6. En quatrième lieu, la décision obligeant M. B… à quitter le territoire français n’étant pas annulée par la présente ordonnance, doit être écarté le moyen tiré de ce que les décisions refusant d’accorder un délai de départ volontaire et portant interdiction de retour sur le territoire français doivent être annulées par voie de conséquence de l’annulation de cette décision.
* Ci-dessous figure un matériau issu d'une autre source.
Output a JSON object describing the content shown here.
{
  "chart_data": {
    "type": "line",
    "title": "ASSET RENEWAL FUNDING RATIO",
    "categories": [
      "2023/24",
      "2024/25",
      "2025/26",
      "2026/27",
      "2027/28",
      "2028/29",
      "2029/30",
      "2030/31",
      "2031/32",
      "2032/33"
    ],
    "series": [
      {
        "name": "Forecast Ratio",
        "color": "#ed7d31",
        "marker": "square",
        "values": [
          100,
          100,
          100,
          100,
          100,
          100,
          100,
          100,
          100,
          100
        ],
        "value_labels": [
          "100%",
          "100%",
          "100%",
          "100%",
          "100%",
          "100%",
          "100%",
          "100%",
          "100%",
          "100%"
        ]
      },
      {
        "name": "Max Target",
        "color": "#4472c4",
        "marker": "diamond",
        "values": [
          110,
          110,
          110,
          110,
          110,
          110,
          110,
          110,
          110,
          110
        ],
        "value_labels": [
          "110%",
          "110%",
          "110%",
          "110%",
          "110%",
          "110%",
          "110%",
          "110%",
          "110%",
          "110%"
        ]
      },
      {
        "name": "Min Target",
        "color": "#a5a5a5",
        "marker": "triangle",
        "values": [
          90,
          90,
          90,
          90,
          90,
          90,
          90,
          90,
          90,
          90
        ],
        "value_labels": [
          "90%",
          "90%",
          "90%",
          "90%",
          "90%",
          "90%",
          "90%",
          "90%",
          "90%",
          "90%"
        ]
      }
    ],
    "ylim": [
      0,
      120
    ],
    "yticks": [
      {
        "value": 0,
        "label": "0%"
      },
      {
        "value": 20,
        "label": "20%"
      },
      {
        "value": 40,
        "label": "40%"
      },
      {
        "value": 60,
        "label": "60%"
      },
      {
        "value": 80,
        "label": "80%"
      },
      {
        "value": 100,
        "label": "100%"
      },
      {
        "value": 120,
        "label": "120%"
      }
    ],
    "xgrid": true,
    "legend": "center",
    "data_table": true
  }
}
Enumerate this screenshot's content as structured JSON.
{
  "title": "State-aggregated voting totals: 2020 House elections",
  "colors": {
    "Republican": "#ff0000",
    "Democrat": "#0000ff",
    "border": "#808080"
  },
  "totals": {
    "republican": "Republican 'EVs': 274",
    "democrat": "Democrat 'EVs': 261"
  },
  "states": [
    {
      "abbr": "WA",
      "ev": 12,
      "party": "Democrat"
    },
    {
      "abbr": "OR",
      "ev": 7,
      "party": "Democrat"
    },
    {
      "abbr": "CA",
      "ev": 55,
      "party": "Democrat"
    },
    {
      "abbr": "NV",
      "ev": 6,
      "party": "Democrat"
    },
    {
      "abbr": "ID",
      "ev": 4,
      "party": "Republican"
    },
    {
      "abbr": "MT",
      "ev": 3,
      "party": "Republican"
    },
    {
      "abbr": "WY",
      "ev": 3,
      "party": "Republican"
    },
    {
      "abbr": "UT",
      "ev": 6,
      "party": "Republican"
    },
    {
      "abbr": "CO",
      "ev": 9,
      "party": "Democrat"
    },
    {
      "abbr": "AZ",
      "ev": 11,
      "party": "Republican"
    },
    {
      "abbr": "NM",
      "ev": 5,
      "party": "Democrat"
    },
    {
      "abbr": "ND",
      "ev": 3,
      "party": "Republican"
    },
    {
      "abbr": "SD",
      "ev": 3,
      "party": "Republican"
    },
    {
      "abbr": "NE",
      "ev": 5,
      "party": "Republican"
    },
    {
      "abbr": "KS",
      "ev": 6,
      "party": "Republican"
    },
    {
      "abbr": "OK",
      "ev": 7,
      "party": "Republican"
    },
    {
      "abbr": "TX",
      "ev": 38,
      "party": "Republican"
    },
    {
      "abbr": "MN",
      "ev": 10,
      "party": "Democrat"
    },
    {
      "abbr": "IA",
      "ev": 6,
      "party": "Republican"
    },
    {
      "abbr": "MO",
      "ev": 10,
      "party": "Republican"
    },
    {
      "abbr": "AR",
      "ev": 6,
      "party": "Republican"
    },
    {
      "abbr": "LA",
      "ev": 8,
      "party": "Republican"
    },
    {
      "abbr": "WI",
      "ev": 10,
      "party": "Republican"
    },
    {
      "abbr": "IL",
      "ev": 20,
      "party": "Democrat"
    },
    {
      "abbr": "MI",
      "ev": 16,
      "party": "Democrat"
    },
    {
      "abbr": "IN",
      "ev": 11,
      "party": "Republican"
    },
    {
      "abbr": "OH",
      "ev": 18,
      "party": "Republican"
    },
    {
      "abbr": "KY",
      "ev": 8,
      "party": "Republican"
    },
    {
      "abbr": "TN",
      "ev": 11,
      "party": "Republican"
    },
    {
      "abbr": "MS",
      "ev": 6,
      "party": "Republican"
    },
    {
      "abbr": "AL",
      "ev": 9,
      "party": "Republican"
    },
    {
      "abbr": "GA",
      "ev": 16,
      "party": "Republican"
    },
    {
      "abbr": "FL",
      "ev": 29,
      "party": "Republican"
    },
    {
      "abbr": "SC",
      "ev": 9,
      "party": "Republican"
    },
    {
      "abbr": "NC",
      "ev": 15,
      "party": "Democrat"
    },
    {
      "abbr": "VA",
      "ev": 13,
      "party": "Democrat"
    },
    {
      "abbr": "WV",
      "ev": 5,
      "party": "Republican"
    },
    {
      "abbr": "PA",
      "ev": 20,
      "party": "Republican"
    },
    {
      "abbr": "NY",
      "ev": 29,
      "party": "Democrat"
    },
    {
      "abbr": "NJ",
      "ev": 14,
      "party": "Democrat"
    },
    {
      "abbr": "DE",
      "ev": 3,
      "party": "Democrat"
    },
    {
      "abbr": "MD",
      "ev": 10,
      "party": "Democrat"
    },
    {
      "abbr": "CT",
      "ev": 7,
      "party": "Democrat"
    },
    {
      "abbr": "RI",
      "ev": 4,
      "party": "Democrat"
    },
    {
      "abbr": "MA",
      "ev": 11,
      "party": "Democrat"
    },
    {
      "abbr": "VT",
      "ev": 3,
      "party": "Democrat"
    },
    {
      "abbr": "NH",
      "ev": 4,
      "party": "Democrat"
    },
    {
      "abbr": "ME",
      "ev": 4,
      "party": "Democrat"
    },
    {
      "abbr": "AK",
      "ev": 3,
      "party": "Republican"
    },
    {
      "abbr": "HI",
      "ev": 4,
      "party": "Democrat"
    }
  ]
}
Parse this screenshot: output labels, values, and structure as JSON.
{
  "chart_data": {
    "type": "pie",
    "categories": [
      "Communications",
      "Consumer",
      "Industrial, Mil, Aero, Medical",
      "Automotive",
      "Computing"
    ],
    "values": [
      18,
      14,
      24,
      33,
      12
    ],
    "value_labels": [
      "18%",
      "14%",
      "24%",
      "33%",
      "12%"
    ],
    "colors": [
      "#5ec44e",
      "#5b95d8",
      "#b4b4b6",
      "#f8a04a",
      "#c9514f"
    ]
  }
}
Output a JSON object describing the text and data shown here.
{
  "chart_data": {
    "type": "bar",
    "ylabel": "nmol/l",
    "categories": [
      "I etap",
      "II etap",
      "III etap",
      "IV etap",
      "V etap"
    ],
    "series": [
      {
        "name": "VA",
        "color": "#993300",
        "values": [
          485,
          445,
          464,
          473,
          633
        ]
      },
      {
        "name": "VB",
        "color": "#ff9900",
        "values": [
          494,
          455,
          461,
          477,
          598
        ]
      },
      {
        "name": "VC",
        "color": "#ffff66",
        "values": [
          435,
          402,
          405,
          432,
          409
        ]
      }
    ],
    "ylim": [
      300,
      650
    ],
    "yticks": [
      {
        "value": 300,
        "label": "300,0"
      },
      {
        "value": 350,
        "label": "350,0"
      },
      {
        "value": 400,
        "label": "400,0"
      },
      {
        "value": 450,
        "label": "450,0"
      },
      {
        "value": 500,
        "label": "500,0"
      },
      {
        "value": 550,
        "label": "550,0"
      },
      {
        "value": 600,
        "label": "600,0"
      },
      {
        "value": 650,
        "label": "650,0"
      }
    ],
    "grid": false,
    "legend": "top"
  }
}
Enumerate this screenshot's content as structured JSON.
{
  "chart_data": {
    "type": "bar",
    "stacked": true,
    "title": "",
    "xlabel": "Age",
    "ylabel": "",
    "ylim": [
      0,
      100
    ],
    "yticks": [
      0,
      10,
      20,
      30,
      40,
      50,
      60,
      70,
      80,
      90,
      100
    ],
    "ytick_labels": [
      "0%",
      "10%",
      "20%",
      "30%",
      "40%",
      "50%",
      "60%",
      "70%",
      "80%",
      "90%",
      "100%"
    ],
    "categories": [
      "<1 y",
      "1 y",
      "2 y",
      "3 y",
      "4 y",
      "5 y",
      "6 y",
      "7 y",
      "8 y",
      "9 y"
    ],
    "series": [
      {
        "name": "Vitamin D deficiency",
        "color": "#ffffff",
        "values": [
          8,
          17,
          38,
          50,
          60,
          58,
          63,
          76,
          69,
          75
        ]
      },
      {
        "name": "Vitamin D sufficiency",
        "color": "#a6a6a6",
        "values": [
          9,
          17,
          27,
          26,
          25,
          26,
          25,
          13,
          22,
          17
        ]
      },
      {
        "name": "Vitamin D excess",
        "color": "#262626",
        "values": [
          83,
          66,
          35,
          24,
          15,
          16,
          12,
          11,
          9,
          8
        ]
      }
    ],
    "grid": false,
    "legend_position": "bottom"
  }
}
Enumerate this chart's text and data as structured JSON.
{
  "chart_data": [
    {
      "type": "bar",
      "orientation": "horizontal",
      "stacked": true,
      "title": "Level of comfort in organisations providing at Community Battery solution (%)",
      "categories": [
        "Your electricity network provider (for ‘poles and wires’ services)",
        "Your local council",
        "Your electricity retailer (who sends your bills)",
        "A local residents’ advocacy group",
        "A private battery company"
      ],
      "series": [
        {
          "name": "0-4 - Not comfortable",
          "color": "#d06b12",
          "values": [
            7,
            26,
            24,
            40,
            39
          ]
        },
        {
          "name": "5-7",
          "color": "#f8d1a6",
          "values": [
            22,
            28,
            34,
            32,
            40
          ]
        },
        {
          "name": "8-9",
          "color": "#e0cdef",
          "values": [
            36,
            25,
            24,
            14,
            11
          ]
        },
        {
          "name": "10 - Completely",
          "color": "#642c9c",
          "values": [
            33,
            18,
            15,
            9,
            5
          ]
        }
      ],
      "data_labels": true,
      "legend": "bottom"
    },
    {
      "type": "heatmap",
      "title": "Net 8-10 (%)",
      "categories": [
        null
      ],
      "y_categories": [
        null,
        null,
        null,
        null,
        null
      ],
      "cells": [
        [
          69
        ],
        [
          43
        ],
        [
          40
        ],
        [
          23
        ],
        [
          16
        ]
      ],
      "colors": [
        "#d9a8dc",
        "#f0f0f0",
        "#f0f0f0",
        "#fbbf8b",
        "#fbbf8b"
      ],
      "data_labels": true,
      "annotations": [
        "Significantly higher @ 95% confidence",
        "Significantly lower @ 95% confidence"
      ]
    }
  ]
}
7. Il résulte de tout ce qui précède que la requête de M. B… est manifestement dépourvue de fondement et doit être rejetée sur le fondement des dispositions précitées du dernier alinéa de l’article R. 222-1 du code de justice administrative. Par voie de conséquence, les conclusions présentées dans cette requête tendant à la mise à la charge de l’Etat des frais liés au litige doivent également être rejetées.
ORDONNE :
Article 1er :
La requête de M. B… est rejetée.
Article 2 :
La présente ordonnance sera notifiée à M. A… B… et au ministre de l’intérieur.
Copie en sera adressée, pour information, au préfet de la Loire-Atlantique.
Fait à Nantes, le 18 mai 2026.
Le président de la cour
J-P. Dussuet
La République mande et ordonne au ministre de l’intérieur, en ce qui le concerne, et à tous commissaires de justice à ce requis en ce qui concerne les voies de droit commun contre les parties privées, de pourvoir à l’exécution de la présente décision.